During the master class, both speakers emphasised that the most effective way to stop the epidemic of resistance is not treatment, but prevention. Hand hygiene, proper dress code, regular staff training, reducing hospital overcrowding, controlling the use of antibiotics, monitoring IPM and implementing WHO standards are the foundation on which any institution should start. And regardless of resources, country or system level, change begins with the responsibility of each employee.

If you want to delve deeper into the topics of the master class, we suggest watching the full recording at the link: https://youtu.be/LeB-8V-byE8

The third master class is planned as part of the ZDOROVI and ReAct series of events.
On 9 December, from 2:00 p.m. to 4:30 p.m., there will be a training session entitled «The role of nurses and nursing assistants in antibiotic resistance: from theory to practice» (4 CPD points, synchronous translation), dedicated to practical IPC tools and work in clinical situations. Registration:
https://forms.gle/xbgAJRVAu9piiSV97.
ReAct is one of the most renowned global networks working on the issue of antibiotic resistance since 2005. The network is present on four continents and combines scientific, educational and political activities. ReAct participates in the formation of global policies, cooperates with the WHO, governments and leading universities around the world, and dominates in the field of promoting innovative solutions for the rational use of antibiotics and the fight against resistant infections.

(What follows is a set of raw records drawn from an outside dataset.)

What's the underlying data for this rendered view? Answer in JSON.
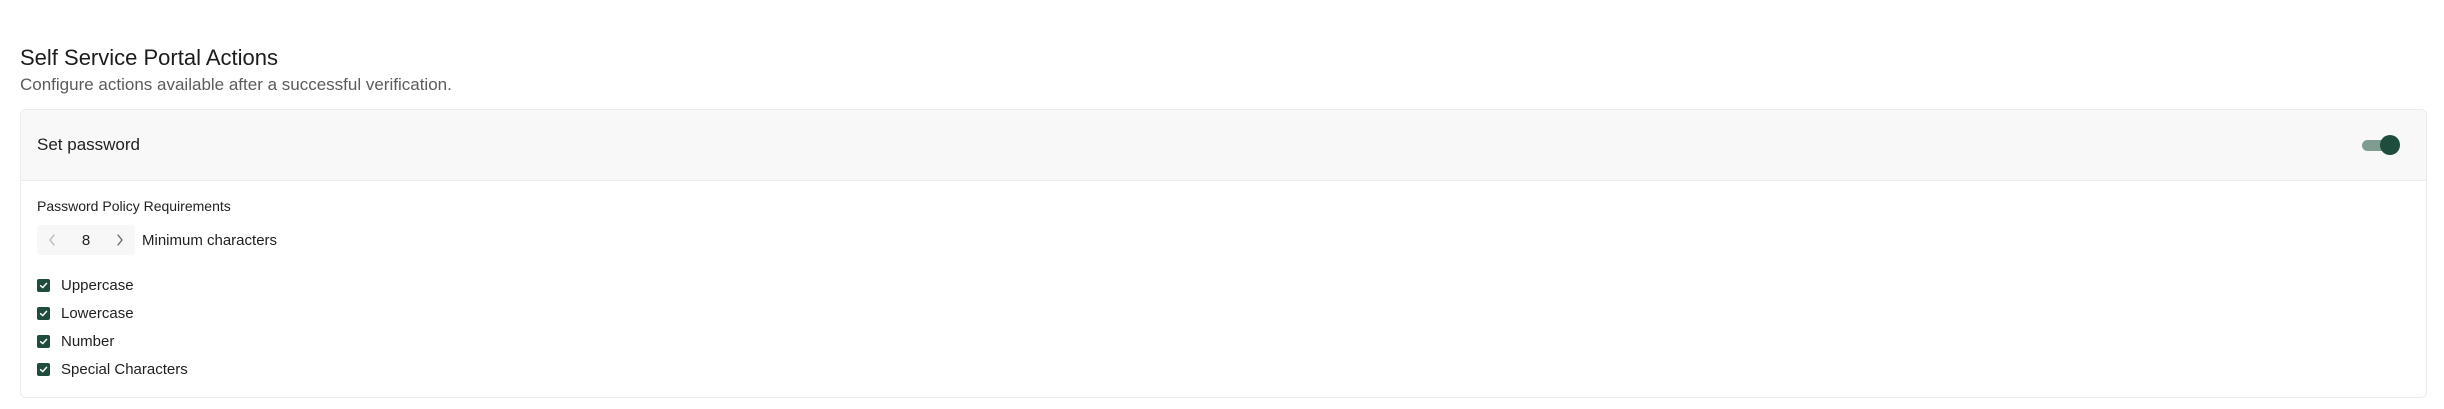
{
  "section": {
    "title": "Self Service Portal Actions",
    "subtitle": "Configure actions available after a successful verification."
  },
  "card": {
    "title": "Set password",
    "toggle_on": true,
    "policy_heading": "Password Policy Requirements",
    "min_chars": {
      "value": "8",
      "label": "Minimum characters"
    },
    "requirements": [
      {
        "label": "Uppercase",
        "checked": true
      },
      {
        "label": "Lowercase",
        "checked": true
      },
      {
        "label": "Number",
        "checked": true
      },
      {
        "label": "Special Characters",
        "checked": true
      }
    ]
  },
  "colors": {
    "accent": "#1f4d3d",
    "toggle_track": "#7f9c90",
    "header_bg": "#f8f8f8",
    "border": "#ececec"
  },
  "icons": {
    "decrement": "chevron-left-icon",
    "increment": "chevron-right-icon",
    "check": "check-icon"
  }
}
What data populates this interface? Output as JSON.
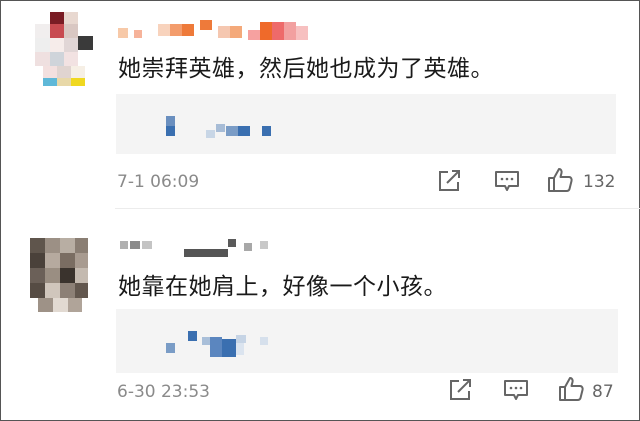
{
  "comments": [
    {
      "text": "她崇拜英雄，然后她也成为了英雄。",
      "time": "7-1 06:09",
      "likes": "132",
      "icons": [
        "share-icon",
        "comment-icon",
        "like-icon"
      ]
    },
    {
      "text": "她靠在她肩上，好像一个小孩。",
      "time": "6-30 23:53",
      "likes": "87",
      "icons": [
        "share-icon",
        "comment-icon",
        "like-icon"
      ]
    }
  ],
  "colors": {
    "text": "#1a1a1a",
    "meta": "#8a8a8a",
    "quote_bg": "#f4f4f4",
    "mosaic_blue": "#3a6fb0"
  }
}
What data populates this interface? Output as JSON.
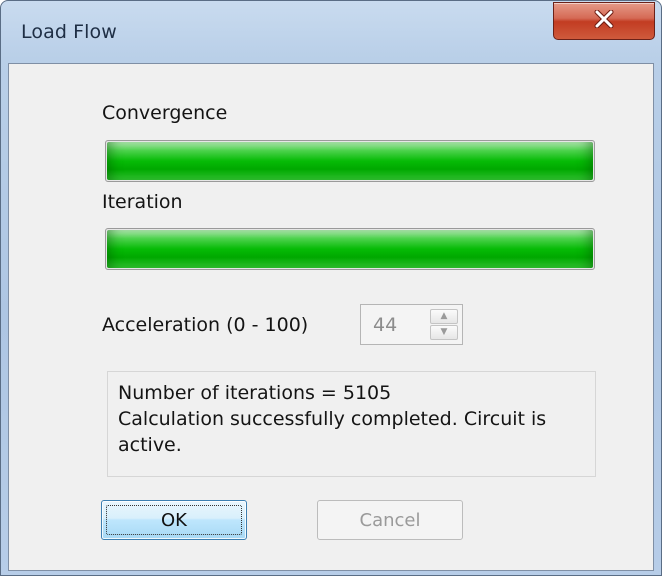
{
  "window": {
    "title": "Load Flow",
    "close_glyph": "X"
  },
  "convergence": {
    "label": "Convergence",
    "progress": 1.0
  },
  "iteration": {
    "label": "Iteration",
    "progress": 1.0
  },
  "acceleration": {
    "label": "Acceleration (0 - 100)",
    "value": "44",
    "up_glyph": "▲",
    "down_glyph": "▼"
  },
  "status": {
    "line1": "Number of iterations = 5105",
    "line2": "Calculation successfully completed. Circuit is active."
  },
  "buttons": {
    "ok": "OK",
    "cancel": "Cancel"
  },
  "colors": {
    "progress_green": "#06bb06",
    "close_red": "#c23c22",
    "title_bar": "#b9cfe8"
  },
  "icons": {
    "close": "close-icon"
  }
}
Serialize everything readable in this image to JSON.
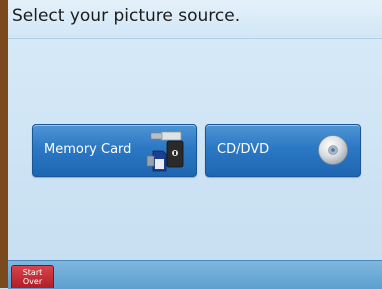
{
  "header": {
    "title": "Select your picture source."
  },
  "sources": [
    {
      "label": "Memory Card",
      "icon": "memory-card-icon"
    },
    {
      "label": "CD/DVD",
      "icon": "disc-icon"
    }
  ],
  "footer": {
    "start_over_line1": "Start",
    "start_over_line2": "Over"
  },
  "colors": {
    "button_blue": "#2b78c4",
    "start_over_red": "#c22b33",
    "background": "#c9e0f3"
  }
}
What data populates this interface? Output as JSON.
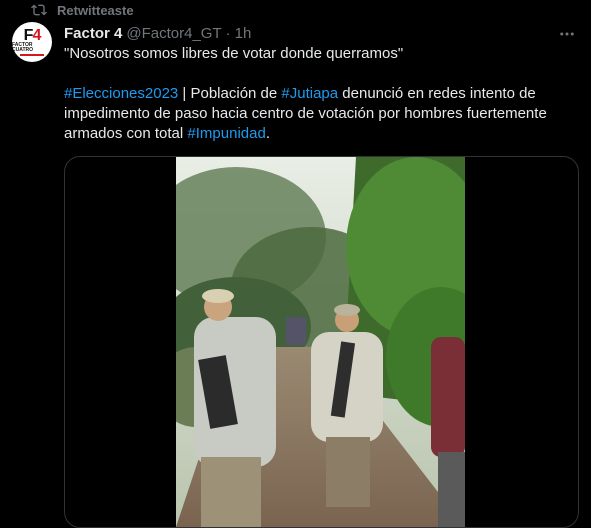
{
  "retweet": {
    "label": "Retwitteaste"
  },
  "avatar": {
    "logo_top": "F",
    "logo_num": "4",
    "logo_sub": "FACTOR CUATRO"
  },
  "author": {
    "name": "Factor 4",
    "handle": "@Factor4_GT",
    "dot": "·",
    "time": "1h"
  },
  "tweet": {
    "line1": "\"Nosotros somos libres de votar donde querramos\"",
    "hashtag1": "#Elecciones2023",
    "seg1": " |  Población de ",
    "hashtag2": "#Jutiapa",
    "seg2": " denunció en redes intento de impedimento de paso hacia centro de votación por hombres fuertemente armados con total ",
    "hashtag3": "#Impunidad",
    "seg3": "."
  },
  "icons": {
    "retweet": "retweet-icon",
    "more": "more-icon",
    "verified": "none"
  },
  "colors": {
    "accent": "#1d9bf0",
    "text": "#e7e9ea",
    "muted": "#71767b",
    "border": "#2f3336",
    "brand": "#d5171d"
  }
}
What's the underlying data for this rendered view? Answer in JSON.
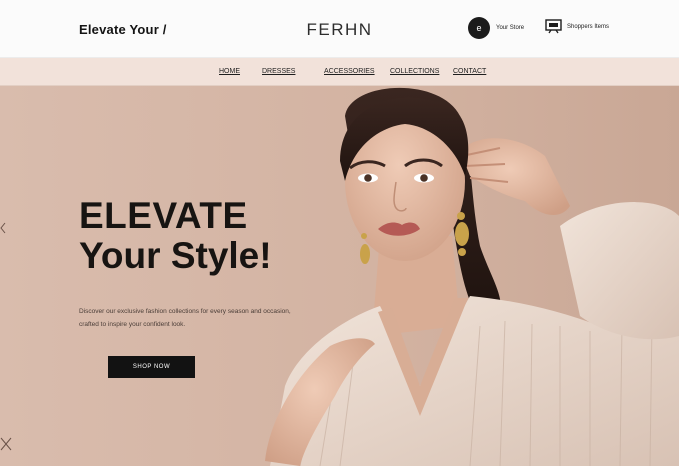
{
  "header": {
    "tagline": "Elevate Your /",
    "brand": "FERHN",
    "account_icon_glyph": "e",
    "account_label": "Your Store",
    "bag_label": "Shoppers Items"
  },
  "nav": {
    "items": [
      "HOME",
      "DRESSES",
      "ACCESSORIES",
      "COLLECTIONS",
      "CONTACT"
    ]
  },
  "hero": {
    "headline_line1": "ELEVATE",
    "headline_line2": "Your Style!",
    "description": "Discover our exclusive fashion collections for every season and occasion, crafted to inspire your confident look.",
    "cta_label": "SHOP NOW"
  },
  "colors": {
    "background": "#d7b9a8",
    "nav_background": "#f2e2da",
    "accent": "#121212"
  },
  "icons": [
    "account-icon",
    "shopping-bag-icon",
    "left-arrow-icon",
    "close-icon"
  ]
}
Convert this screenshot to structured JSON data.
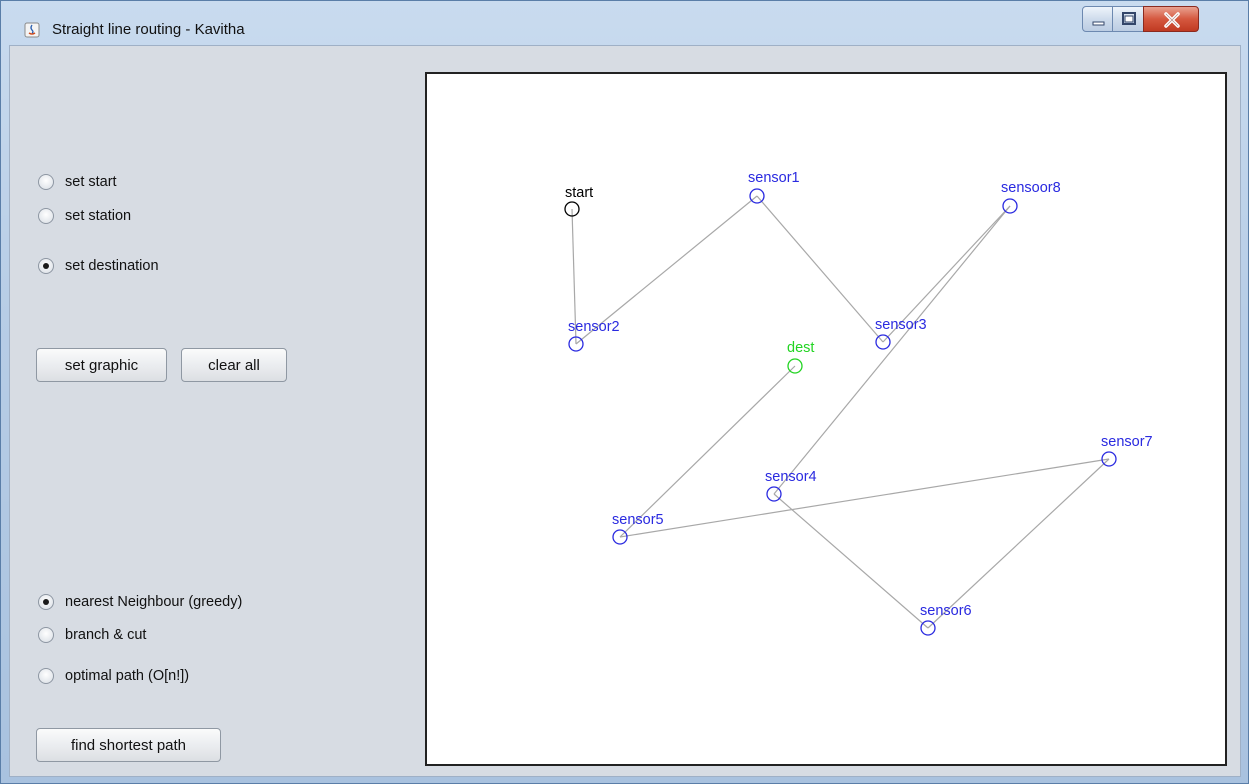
{
  "window": {
    "title": "Straight line routing - Kavitha",
    "controls": {
      "minimize": "minimize",
      "maximize": "maximize",
      "close": "close"
    }
  },
  "mode_options": [
    {
      "label": "set start",
      "checked": false
    },
    {
      "label": "set station",
      "checked": false
    },
    {
      "label": "set destination",
      "checked": true
    }
  ],
  "buttons": {
    "set_graphic": "set graphic",
    "clear_all": "clear all",
    "find_shortest_path": "find shortest path"
  },
  "algorithm_options": [
    {
      "label": "nearest Neighbour (greedy)",
      "checked": true
    },
    {
      "label": "branch & cut",
      "checked": false
    },
    {
      "label": "optimal path (O[n!])",
      "checked": false
    }
  ],
  "graph": {
    "colors": {
      "start": "#000000",
      "sensor": "#2a2ae0",
      "dest": "#22d422",
      "edge": "#a8a8a8"
    },
    "nodes": [
      {
        "id": "start",
        "label": "start",
        "type": "start"
      },
      {
        "id": "sensor1",
        "label": "sensor1",
        "type": "sensor"
      },
      {
        "id": "sensoor8",
        "label": "sensoor8",
        "type": "sensor"
      },
      {
        "id": "sensor2",
        "label": "sensor2",
        "type": "sensor"
      },
      {
        "id": "sensor3",
        "label": "sensor3",
        "type": "sensor"
      },
      {
        "id": "dest",
        "label": "dest",
        "type": "dest"
      },
      {
        "id": "sensor7",
        "label": "sensor7",
        "type": "sensor"
      },
      {
        "id": "sensor4",
        "label": "sensor4",
        "type": "sensor"
      },
      {
        "id": "sensor5",
        "label": "sensor5",
        "type": "sensor"
      },
      {
        "id": "sensor6",
        "label": "sensor6",
        "type": "sensor"
      }
    ],
    "edges": [
      [
        "start",
        "sensor2"
      ],
      [
        "sensor2",
        "sensor1"
      ],
      [
        "sensor1",
        "sensor3"
      ],
      [
        "sensor3",
        "sensoor8"
      ],
      [
        "sensoor8",
        "sensor4"
      ],
      [
        "sensor4",
        "sensor6"
      ],
      [
        "sensor6",
        "sensor7"
      ],
      [
        "sensor7",
        "sensor5"
      ],
      [
        "sensor5",
        "dest"
      ]
    ]
  }
}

For several years, ZDOROVI has been strengthening the direction of continuous medical development and infection control. Over 26,000 CPD certificates and the participation of over 2,200 doctors in support programmes demonstrate the systematic nature and scale of the organisation's work. The joint webinar with ReAct is part of a broader series of educational events designed to expand the knowledge of Ukrainian medical professionals, strengthen their ability to respond to challenges, and integrate best global practices into Ukrainian medicine.